Die Musterschüler der Djent-Bewegung verbinden Pop-Melodien mit technisch und rhythmisch vertrackten Kompositionen und begeistern damit längst nicht mehr nur die Metal-Community. Dass die Burschen nicht nur gute Musiker, sondern auch abseits von Synkopen und Gitarrensaiten helle Köpfchen sind, bewies Sänger Dan Tompkins im Interview.

sonder - n. the realization that each random passerby is living a life as vivid and complex as your own.

So heißt es im "Dictionary Of Obscure Sorrows" des Autors John Koenig. Der Wortforscher begann sein Lexikon – zunächst als Videoserie auf YouTube, bald auch in gedruckter Form – aus der Motivation heraus, Gedichte zu schreiben. Weil er darin bestimmte Gefühle ausdrücken wollte, für die ihm die Begrifflichkeiten fehlten, schuf er passende Neologismen, basierend auf etymologischer Recherche.

TesseracT griffen einen der Einträge – Sonder – auf und spannen davon ausgehend das lyrische Konzept zu ihrem vierten, gleichbetitelten Studioalbum. Wir sprachen mit Sänger Dan Tompkins über "die Erkenntnis, dass jeder zufällige Passant ein ebenso buntes und komplexes Leben führt wie du selbst" und sonstige Einflüsse auf die hochkomplexe Musik der Briten. Dabei ergaben sich u.a. interessante Einblicke in ihre Produktionsweise, bei der ein Toningenieur namens Aidan O'Brien eine entscheidende Rolle spielt.
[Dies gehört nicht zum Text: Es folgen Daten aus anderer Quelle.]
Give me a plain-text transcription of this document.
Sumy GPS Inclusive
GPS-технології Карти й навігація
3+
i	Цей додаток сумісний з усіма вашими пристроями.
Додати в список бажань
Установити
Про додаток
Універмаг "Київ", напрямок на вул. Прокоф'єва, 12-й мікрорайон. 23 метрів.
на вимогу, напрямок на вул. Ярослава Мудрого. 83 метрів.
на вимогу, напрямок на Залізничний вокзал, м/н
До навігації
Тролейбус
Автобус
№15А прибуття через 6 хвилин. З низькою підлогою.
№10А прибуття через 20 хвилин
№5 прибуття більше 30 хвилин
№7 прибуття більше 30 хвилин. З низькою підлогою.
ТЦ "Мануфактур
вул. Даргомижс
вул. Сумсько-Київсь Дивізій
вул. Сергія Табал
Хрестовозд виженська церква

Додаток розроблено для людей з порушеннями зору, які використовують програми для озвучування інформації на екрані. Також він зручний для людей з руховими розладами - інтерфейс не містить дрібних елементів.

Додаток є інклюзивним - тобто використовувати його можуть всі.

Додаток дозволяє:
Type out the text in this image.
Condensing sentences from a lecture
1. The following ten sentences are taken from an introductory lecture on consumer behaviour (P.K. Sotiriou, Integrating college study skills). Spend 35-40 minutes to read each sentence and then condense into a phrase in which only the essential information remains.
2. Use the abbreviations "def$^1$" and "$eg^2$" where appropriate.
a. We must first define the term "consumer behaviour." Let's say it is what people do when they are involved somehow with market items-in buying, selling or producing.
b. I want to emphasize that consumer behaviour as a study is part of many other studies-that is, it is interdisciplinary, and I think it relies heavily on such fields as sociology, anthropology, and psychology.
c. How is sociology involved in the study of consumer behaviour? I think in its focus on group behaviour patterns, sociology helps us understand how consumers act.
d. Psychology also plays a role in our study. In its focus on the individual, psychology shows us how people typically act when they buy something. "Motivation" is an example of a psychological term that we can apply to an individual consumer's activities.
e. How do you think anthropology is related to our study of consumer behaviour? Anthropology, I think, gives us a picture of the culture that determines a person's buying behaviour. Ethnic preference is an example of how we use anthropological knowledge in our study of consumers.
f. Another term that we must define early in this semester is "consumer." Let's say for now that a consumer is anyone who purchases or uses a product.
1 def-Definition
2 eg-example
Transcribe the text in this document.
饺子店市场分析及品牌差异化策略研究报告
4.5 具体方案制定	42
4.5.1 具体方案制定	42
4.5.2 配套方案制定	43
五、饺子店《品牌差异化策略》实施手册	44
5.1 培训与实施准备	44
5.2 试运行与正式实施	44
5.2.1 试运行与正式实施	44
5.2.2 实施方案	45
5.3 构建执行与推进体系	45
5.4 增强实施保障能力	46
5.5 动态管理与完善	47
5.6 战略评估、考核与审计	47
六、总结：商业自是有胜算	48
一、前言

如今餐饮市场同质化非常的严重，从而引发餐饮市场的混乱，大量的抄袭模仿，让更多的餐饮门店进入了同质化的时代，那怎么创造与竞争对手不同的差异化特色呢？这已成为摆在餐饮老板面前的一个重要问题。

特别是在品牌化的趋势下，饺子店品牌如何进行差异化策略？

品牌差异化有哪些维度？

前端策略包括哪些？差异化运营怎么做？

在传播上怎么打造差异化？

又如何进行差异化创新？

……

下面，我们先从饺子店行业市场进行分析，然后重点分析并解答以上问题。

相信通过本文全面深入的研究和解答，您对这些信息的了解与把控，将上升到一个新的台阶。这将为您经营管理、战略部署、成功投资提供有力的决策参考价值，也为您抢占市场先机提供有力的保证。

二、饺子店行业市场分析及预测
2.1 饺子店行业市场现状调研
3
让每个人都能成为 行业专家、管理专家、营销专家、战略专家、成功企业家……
Im Lyric-Sheet finden sich zu fast allen Songs passende Zitate. Stammen diese alle von John Koenig, der euch zum Albumtitel inspirierte?

Dan Tompkins: Nein, das ist mein Versuch, die Bandkollegen zu fortzubilden, haha.

Das heißt, die Zitate stammen alle von dir?

Ja, genau. Sie sind quasi eine Erklärung, was jeder Song bedeutet.

Nur bei "Mirror Image" fehlt ein Zitat. Warum?

Haha, du bist nicht der erste, der danach fragt. Ich könnte sagen, dass ich es vergessen habe. Aber lass mich prätentiös sein: Das Stück hat eine tiefere Bedeutung für mich auf persönlicher Ebene. Schließ daraus, was du möchtest.

Ich schätze, Fragen nach der genauen Bedeutung der Songs kann ich mir also sparen, hm?

Hahaha, ja auf jeden Fall.

Demnach gehörst du zu den Textern, die ihre Hörer lieber der eigenen Fantasie und Interpretation überlassen?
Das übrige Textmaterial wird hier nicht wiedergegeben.